Le 19 mai 2016, le Bureau de la concurrence (le « Bureau ») a annoncé qu’il lançait une étude de marché sur l’innovation technologique dans le secteur canadien des services financiers (la « technologie financière », aussi appelée « fintech »); cette dernière a été reconnue comme un sujet d’intérêt lors de l’atelier sur les nouveaux enjeux liés à la concurrence que le Bureau a tenu en janvier 2016.

Cette étude soulève des aspects qui importent non seulement pour les sociétés utilisant la technologie financière, mais aussi pour le secteur des services financiers en général. En se penchant sur les interactions entre consommateurs, petites et moyennes entreprises et services financiers, elle explorera les innovations dans les domaines des services bancaires à poste, des portefeuilles et des paiements sur appareil mobile, du financement collectif ainsi que des services consultatifs financiers en ligne. Même si la portée de l’étude est susceptible de changer, le Bureau ne compte pas étudier les répercussions de la technologie de la chaîne de blocs sur le secteur des services financiers, ni examiner une longue liste d’autres sujets, notamment les devises et la crypto-monnaie (par exemple le Bitcoin), l’assurance, les prêts sur salaire, les programmes de fidélisation ou l’acceptation des dépôts.
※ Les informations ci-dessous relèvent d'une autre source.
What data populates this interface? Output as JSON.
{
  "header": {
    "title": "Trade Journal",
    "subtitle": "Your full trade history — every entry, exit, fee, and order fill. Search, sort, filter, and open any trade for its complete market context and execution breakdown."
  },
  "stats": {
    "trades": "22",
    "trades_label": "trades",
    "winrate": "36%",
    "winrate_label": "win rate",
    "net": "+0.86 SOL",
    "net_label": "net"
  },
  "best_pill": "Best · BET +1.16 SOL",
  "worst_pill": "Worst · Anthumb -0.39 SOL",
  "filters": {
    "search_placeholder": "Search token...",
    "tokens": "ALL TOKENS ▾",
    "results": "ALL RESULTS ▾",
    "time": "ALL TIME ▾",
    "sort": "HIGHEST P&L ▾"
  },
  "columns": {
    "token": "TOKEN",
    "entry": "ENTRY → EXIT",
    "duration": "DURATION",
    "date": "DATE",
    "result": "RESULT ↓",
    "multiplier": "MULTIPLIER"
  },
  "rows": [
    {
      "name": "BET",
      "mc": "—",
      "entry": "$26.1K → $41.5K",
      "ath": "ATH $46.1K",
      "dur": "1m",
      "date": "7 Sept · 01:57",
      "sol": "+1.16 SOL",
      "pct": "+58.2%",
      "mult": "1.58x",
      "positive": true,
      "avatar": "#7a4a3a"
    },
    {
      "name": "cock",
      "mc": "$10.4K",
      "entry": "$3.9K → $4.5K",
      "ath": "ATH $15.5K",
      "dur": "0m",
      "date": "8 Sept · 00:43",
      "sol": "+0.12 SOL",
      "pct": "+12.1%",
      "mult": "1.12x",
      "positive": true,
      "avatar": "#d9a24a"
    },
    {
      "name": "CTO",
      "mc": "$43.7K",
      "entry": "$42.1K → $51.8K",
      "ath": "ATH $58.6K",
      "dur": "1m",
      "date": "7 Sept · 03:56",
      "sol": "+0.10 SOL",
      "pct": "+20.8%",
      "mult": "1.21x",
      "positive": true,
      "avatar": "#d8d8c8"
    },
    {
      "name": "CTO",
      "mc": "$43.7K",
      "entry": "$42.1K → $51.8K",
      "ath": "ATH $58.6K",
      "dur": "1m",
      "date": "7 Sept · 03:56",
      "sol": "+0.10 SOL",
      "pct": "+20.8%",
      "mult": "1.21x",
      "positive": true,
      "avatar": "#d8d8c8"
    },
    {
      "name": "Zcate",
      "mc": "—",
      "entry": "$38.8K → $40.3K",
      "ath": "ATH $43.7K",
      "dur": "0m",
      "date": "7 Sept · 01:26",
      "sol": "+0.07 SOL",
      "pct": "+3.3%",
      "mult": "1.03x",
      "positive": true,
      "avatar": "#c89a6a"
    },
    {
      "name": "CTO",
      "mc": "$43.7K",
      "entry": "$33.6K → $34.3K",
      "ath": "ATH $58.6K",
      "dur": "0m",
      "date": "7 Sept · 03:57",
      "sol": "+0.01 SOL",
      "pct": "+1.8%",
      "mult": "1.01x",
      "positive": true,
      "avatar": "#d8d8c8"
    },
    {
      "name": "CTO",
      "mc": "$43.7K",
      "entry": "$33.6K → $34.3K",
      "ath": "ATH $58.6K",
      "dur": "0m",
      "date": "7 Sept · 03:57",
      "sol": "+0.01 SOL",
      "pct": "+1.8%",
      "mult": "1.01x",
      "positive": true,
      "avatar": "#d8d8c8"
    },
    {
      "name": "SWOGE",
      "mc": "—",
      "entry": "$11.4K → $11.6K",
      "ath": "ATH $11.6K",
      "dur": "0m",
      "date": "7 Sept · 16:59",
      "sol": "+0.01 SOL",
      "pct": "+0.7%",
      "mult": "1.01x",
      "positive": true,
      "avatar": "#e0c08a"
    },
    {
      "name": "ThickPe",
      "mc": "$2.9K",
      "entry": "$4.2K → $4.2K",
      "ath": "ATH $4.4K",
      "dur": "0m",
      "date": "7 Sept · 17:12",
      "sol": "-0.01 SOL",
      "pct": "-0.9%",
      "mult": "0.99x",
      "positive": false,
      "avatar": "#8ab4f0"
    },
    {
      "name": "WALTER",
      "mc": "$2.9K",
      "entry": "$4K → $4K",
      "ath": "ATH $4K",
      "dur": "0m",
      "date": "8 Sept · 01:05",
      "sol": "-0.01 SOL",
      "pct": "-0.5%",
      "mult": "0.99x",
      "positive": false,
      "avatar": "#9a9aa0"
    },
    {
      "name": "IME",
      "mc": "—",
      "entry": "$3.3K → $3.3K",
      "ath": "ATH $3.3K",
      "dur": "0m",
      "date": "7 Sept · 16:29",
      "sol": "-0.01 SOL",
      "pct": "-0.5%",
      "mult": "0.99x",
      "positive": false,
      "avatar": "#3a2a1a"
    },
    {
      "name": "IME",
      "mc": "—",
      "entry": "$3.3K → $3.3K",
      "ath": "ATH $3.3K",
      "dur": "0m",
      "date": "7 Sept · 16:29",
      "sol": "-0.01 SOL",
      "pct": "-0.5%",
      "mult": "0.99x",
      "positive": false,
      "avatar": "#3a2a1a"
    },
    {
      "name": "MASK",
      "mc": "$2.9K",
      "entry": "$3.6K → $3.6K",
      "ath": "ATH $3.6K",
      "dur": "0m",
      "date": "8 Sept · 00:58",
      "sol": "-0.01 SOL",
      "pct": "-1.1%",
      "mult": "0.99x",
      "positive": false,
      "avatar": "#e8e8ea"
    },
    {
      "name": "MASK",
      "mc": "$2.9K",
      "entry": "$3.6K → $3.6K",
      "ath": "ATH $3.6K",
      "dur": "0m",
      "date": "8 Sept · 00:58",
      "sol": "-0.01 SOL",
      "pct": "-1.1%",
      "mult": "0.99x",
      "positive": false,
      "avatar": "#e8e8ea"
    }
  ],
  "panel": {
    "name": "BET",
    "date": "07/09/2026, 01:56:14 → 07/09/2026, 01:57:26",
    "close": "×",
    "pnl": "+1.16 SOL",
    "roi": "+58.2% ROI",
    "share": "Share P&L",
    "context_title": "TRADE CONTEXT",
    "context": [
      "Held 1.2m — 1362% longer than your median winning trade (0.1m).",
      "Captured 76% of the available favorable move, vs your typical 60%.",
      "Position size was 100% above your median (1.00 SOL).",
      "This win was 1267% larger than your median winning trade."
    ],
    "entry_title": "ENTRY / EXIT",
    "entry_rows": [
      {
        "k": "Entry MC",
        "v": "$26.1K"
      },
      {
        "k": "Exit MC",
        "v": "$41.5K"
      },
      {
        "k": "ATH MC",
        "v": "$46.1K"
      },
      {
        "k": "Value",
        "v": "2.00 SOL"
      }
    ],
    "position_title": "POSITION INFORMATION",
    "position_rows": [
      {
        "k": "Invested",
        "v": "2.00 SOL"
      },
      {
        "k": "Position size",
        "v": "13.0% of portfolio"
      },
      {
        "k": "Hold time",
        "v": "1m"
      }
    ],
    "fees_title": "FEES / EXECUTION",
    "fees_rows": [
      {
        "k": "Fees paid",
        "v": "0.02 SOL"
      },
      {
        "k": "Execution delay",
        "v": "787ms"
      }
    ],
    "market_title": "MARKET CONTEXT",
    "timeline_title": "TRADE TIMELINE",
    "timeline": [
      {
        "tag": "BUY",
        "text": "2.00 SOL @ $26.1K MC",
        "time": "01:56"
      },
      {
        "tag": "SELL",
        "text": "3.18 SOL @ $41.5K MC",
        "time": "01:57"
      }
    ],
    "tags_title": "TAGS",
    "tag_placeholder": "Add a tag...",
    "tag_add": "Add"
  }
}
En l’absence d’un pouvoir réglementaire exprès, le Bureau a indiqué que l’étude a pour but de trouver une réponse aux questions essentielles ci-après :

  • Quelles sont les conséquences de l’innovation axée sur la technologie pour l’environnement concurrentiel? Qu’arrive-t-il à la concurrence? Quelle incidence l’innovation aura-t-elle sur la concurrence dans l’avenir?
  • Quels avantages les consommateurs tireront-ils des technologies financières?
  • Les protections des consommateurs en place aujourd’hui sont-elles suffisantes pour l’avenir? Quelles protections supplémentaires faudrait-il mettre en place pour les consommateurs? Faut-il une plus grande transparence à propos des frais?
  • Quels sont les obstacles à l’arrivée, la croissance ou l’adoption des entreprises de technologies financières? Sont-ils de nature réglementaire ou structurelle?
  • Quel est l’état actuel du cadre réglementaire des services financiers? Favorise-t-il ou freine-t-il la concurrence et l’innovation? Des changements sont-ils nécessaires pour encourager une plus forte concurrence et une plus grande innovation au sein du secteur?
  • De quelles questions faut-il tenir compte dans l’élaboration ou la modification de la réglementation pour que la concurrence ne soit pas inutilement restreinte?

L’expérience passée et les commentaires du Bureau, notamment ceux voulant que l’adoption des technologies financières au Canada accuse un retard par rapport à celle d’autres pays, suggèrent que l’étude portera essentiellement sur les obstacles de nature structurelle ou réglementaire à l’émergence d’une concurrence des entreprises de technologies financières, ou encore sur l’adoption des technologies financières par les sociétés de services financiers existantes.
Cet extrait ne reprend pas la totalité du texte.